As a first step, then, we’ll rewrite oneOf with the using approach:
def oneOf[A](head: Rand ?=> A, tail: (Rand ?=> A)*)(using Rand): A =
val index = int(tail.length)
if index == 0
then head
else tail(index - 1)
That is already so much better, isn’t it? Since oneOf no longer captures any of its parameters, we don’t need to describe what these capture, and all capture checking annotations disappear. Some semblance of clarity is restored to the world.
We can go further by using by-name arguments, but unfortunately not quite as far as I’d like. See, by-name parameters cannot be variadic. Which means that while we can make head by-name, we can’t do the same thing with tail.
def oneOf[A](head: => A, tail: (Rand ?=> A)*)(using Rand): A =
val index = int(tail.length)
if index == 0
then head
else tail(index - 1)
We could go further still, although I am not convinced it’s the best idea in the world. tail takes a given Rand, which is a little arbitrary - there’s absolutely no reason to think it needs the Rand capability. It’s not exactly a show stopper - the compiler is clever enough to seemlessly transform computations that don’t need Rand into ones that do but ignore it - but a little misleading, maybe.

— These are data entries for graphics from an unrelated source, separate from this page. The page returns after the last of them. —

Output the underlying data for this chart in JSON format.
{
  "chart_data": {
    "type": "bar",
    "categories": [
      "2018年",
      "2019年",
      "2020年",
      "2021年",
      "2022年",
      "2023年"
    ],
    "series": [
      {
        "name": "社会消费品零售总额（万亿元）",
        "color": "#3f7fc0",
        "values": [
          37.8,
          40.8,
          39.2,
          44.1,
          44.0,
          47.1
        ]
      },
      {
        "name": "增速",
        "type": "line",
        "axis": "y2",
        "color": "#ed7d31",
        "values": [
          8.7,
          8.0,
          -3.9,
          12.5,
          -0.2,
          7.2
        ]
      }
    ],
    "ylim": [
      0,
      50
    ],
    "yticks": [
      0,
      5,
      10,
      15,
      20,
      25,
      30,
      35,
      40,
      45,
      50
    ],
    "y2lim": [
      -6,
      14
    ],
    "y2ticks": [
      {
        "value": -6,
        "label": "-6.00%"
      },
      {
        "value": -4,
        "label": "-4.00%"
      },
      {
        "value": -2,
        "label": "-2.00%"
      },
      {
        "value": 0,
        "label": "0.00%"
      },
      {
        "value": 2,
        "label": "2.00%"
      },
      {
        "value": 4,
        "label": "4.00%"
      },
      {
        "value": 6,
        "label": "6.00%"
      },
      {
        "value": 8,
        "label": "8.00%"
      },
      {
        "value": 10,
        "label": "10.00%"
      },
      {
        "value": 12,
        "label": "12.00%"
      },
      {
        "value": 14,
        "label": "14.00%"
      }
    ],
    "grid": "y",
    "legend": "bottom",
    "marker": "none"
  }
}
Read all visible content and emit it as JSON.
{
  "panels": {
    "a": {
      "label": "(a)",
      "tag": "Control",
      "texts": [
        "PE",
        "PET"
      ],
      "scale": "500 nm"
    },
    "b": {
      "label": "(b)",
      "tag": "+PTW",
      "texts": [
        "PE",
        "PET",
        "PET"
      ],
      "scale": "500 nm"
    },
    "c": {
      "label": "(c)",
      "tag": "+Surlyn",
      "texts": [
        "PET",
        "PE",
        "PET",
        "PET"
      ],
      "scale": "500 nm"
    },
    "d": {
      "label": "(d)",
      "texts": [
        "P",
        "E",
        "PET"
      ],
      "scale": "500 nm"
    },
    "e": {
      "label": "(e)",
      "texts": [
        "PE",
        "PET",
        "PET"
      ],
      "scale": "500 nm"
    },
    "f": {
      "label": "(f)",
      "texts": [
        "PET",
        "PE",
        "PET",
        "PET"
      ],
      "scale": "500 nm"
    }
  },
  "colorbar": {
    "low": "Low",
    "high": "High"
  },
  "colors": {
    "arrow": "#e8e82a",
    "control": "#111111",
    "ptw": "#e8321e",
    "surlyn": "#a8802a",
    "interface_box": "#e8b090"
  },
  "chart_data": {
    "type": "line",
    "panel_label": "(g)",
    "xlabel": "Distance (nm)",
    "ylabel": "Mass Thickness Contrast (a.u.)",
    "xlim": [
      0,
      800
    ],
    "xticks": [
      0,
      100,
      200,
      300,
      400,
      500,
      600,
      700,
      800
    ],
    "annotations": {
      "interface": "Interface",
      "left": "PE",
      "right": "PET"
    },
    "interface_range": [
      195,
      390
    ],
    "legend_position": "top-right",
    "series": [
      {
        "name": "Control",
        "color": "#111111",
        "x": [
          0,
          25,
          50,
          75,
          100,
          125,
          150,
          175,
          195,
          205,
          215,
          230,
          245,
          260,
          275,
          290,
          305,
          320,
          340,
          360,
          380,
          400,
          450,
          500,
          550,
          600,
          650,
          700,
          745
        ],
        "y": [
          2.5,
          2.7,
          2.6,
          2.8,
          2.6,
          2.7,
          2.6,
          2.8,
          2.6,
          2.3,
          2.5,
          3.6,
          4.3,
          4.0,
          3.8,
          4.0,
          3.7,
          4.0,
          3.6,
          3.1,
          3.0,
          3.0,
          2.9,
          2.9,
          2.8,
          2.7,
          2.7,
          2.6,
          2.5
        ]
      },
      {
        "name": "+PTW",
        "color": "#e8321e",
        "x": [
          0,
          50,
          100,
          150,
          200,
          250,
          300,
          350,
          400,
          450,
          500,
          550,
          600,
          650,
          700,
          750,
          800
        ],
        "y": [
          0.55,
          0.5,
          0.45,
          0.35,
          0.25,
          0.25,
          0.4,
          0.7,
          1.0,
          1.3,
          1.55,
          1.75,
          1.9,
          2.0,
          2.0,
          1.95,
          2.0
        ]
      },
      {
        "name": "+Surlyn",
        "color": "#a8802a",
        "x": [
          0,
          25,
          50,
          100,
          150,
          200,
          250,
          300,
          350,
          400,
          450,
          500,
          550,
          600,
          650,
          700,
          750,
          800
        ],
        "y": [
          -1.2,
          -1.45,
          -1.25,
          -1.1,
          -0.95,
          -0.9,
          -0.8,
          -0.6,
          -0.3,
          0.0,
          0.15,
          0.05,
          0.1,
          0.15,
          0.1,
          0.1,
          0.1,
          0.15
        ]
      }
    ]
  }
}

What we could do instead is decide that we depend on DummyImplicit, a type for which there is, by definition, always a given instance:
def oneOf[A](head: => A, tail: (DummyImplicit ?=> A)*)(using Rand): A =
val index = int(tail.length)
if index == 0
then head
else tail(index - 1)
This makes it clear that we’re taking a given because of limitations in the language, not because we need one. But it also stands out like a sore thumb, and I really am not convinced yet whether it’s the right call.